Some people just don't get it – IT'S NOT THE PHOTO!

It's the lack of respect. The image makes one wonder if horses dying is such a common occurrence that some within the industry think nothing of sitting on a dead horse, smiling, giving the peace sign, and making a phone call. 

It's an over the top, damn near parody, re-enforcement of the negative stereotype that horseplayers and the industry only care about the money and care less about the horses. Nothing could be farther from the truth.

In our short time, Horse Racing Radar has talked with a lot of great people in the business, owners, jockeys, trainers, announcers, agents... the common theme we hear from nearly all of them is they love the horses. As they should. The Player's Edge Podcast listeners might recall trainer Kris Fullerton telling us some owners refuse to allow their horses to run in claiming ranks because they love their horses too much to lose them.

To be fair, we all make mistakes. To fail is part of the human condition. Character or lack thereof comes after we get up. The horse racing industry has had more than its fair share of falls in the last few years. From the doping conspiracy with trainers Jason Servis and Jorge Navarro, to the slew of deaths, to Elliott.

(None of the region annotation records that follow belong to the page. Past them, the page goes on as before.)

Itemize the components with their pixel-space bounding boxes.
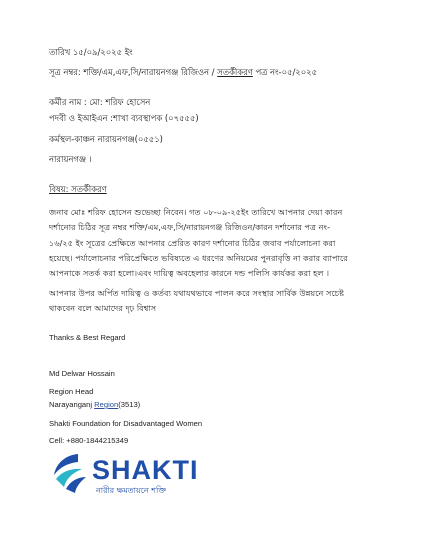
organization-name: Shakti Foundation for Disadvantaged Women	[49, 419, 203, 428]
reference-suffix: পত্র নং-০৫/২০২৫	[252, 67, 318, 77]
logo-wordmark: SHAKTI	[92, 455, 199, 485]
signatory-name: Md Delwar Hossain	[49, 369, 115, 378]
region-prefix: Narayanganj	[49, 400, 95, 409]
region-code: (3513)	[118, 400, 141, 409]
body-paragraph-2	[49, 286, 405, 317]
district: নারায়নগঞ্জ ।	[49, 154, 92, 164]
reference-underlined: সতর্কীকরণ	[217, 67, 253, 77]
reference-prefix: সূত্র নম্বর: শক্তি/এম,এফ,সি/নারায়নগঞ্জ রিজিওন /	[49, 67, 218, 77]
employee-name: কর্মীর নাম : মো: শরিফ হোসেন	[49, 97, 151, 107]
designation: পদবী ও ইআইএন :শাখা ব্যবস্থাপক (০৭৫৫৫)	[49, 113, 199, 123]
phone-number: Cell: +880-1844215349	[49, 436, 129, 445]
date-line: তারিখ ১৫/০৯/২০২৫ ইং	[49, 47, 133, 57]
workplace: কর্মস্থল-কাঞ্চন নারায়নগঞ্জ(০৫৫১)	[49, 134, 163, 144]
paragraph-line: দর্শানোর চিঠির সূত্র নম্বর শক্তি/এম,এফ,সি/নারায়নগঞ্জ রিজিওন/কারন দর্শানোর পত্র নং-	[49, 222, 331, 233]
paragraph-line: জনাব মোঃ শরিফ হোসেন শুভেচ্ছা নিবেন। গত ০৮-০৯-২৫ইং তারিখে আপনার দেয়া কারন	[49, 207, 343, 217]
paragraph-line: ১৬/২৫ ইং সূত্রের প্রেক্ষিতে আপনার প্রেরিত কারণ দর্শানোর চিঠির জবাব পর্যালোচনা করা	[49, 237, 336, 248]
region-link[interactable]: Region	[94, 400, 119, 409]
shakti-logo	[48, 451, 218, 499]
signatory-region	[49, 399, 140, 410]
paragraph-line: আপনার উপর অর্পিত দায়িত্ব ও কর্তব্য যথাযথভাবে পালন করে সংস্থার সার্বিক উন্নয়নে সচেষ্ট	[49, 288, 345, 298]
reference-line	[49, 67, 317, 78]
paragraph-line: থাকবেন বলে আমাদের দৃঢ় বিশ্বাস	[49, 303, 157, 314]
subject-line: বিষয়: সতর্কীকরণ	[49, 184, 107, 194]
paragraph-line: হয়েছে। পর্যালোচনার পরিপ্রেক্ষিতে ভবিষ্যতে এ ধরণের অনিয়মের পুনরাবৃত্তি না করার ব্যাপারে	[49, 252, 348, 263]
paragraph-line: আপনাকে সতর্ক করা হলো।এবং দায়িত্ব অবহেলার কারনে দন্ড পলিসি কার্যকর করা হল ।	[49, 268, 330, 279]
signatory-title: Region Head	[49, 387, 94, 396]
shakti-emblem-icon	[48, 451, 90, 495]
body-paragraph-1	[49, 205, 405, 281]
logo-tagline: নারীর ক্ষমতায়নে শক্তি	[96, 486, 167, 495]
closing-text: Thanks & Best Regard	[49, 333, 126, 342]
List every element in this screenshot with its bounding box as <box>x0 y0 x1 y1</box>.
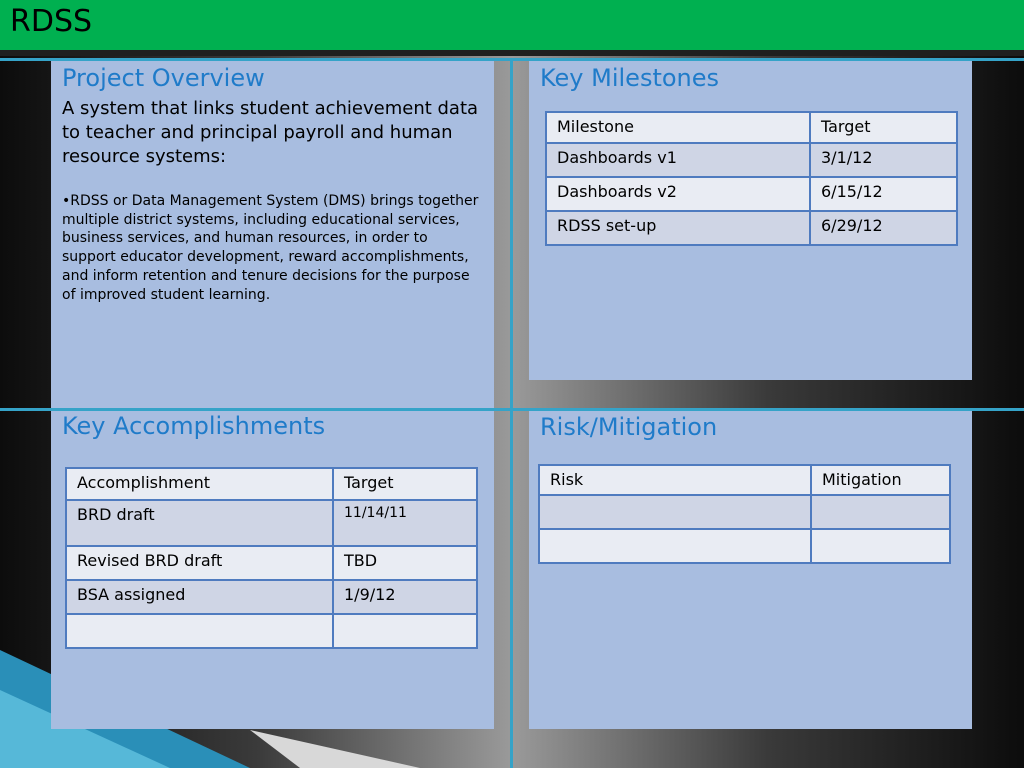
column-header-milestone: Milestone <box>546 112 810 143</box>
table-row <box>66 546 477 580</box>
accomplishment-cell: BSA assigned <box>66 580 333 614</box>
target-cell: 6/15/12 <box>810 177 957 211</box>
title-bar <box>0 0 1024 50</box>
mitigation-cell <box>811 495 950 529</box>
table-row <box>539 529 950 563</box>
title-underline <box>0 50 1024 56</box>
column-header-risk: Risk <box>539 465 811 495</box>
table-row <box>66 580 477 614</box>
target-cell: 11/14/11 <box>333 500 477 546</box>
table-row <box>66 500 477 546</box>
column-header-mitigation: Mitigation <box>811 465 950 495</box>
key-accomplishments-panel <box>51 411 494 729</box>
column-header-target: Target <box>333 468 477 500</box>
target-cell: 6/29/12 <box>810 211 957 245</box>
table-header-row <box>539 465 950 495</box>
column-header-target: Target <box>810 112 957 143</box>
key-accomplishments-heading: Key Accomplishments <box>62 412 326 440</box>
accomplishment-cell <box>66 614 333 648</box>
target-cell: TBD <box>333 546 477 580</box>
mitigation-cell <box>811 529 950 563</box>
column-header-accomplishment: Accomplishment <box>66 468 333 500</box>
divider-center <box>510 58 513 768</box>
table-row <box>546 177 957 211</box>
project-overview-subtitle: A system that links student achievement data to teacher and principal payroll and human resource systems: <box>62 98 479 167</box>
milestone-cell: Dashboards v1 <box>546 143 810 177</box>
milestone-cell: RDSS set-up <box>546 211 810 245</box>
table-row <box>66 614 477 648</box>
accomplishment-cell: Revised BRD draft <box>66 546 333 580</box>
risk-mitigation-table <box>538 464 951 564</box>
project-overview-bullet: •RDSS or Data Management System (DMS) brings together multiple district systems, including educational services, business services, and human resources, in order to support educator development, reward accomplishments, and inform retention and tenure decisions for the purpose of improved student learning. <box>62 193 479 303</box>
risk-mitigation-heading: Risk/Mitigation <box>540 413 718 441</box>
accomplishments-table <box>65 467 478 649</box>
risk-cell <box>539 495 811 529</box>
risk-mitigation-panel <box>529 411 972 729</box>
table-header-row <box>546 112 957 143</box>
target-cell <box>333 614 477 648</box>
target-cell: 1/9/12 <box>333 580 477 614</box>
table-row <box>539 495 950 529</box>
milestones-table <box>545 111 958 246</box>
slide-title: RDSS <box>10 4 93 39</box>
key-milestones-heading: Key Milestones <box>540 64 720 92</box>
table-row <box>546 211 957 245</box>
table-header-row <box>66 468 477 500</box>
project-overview-heading: Project Overview <box>62 64 265 92</box>
risk-cell <box>539 529 811 563</box>
target-cell: 3/1/12 <box>810 143 957 177</box>
project-overview-panel <box>51 61 494 408</box>
milestone-cell: Dashboards v2 <box>546 177 810 211</box>
accomplishment-cell: BRD draft <box>66 500 333 546</box>
key-milestones-panel <box>529 61 972 380</box>
table-row <box>546 143 957 177</box>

Now is time to accept nothing short of absolute character and put the health and well-being of horses' front and center. Horse Racing Radar supports H.R.1754 - Horseracing Integrity and Safety Act of 2020. It will create national standards for horse racing with an emphasis on track and horse safety. It has passed in the House of Representatives and sits in the Senate. Please contact your Senators and ask them to bring the bill to a vote.

If horse racing doesn't take the necessary steps of putting the best of its character and people to the front, the fans and the good people within the industry should force their hand. Otherwise, the Sport of Kings could go the way of kings.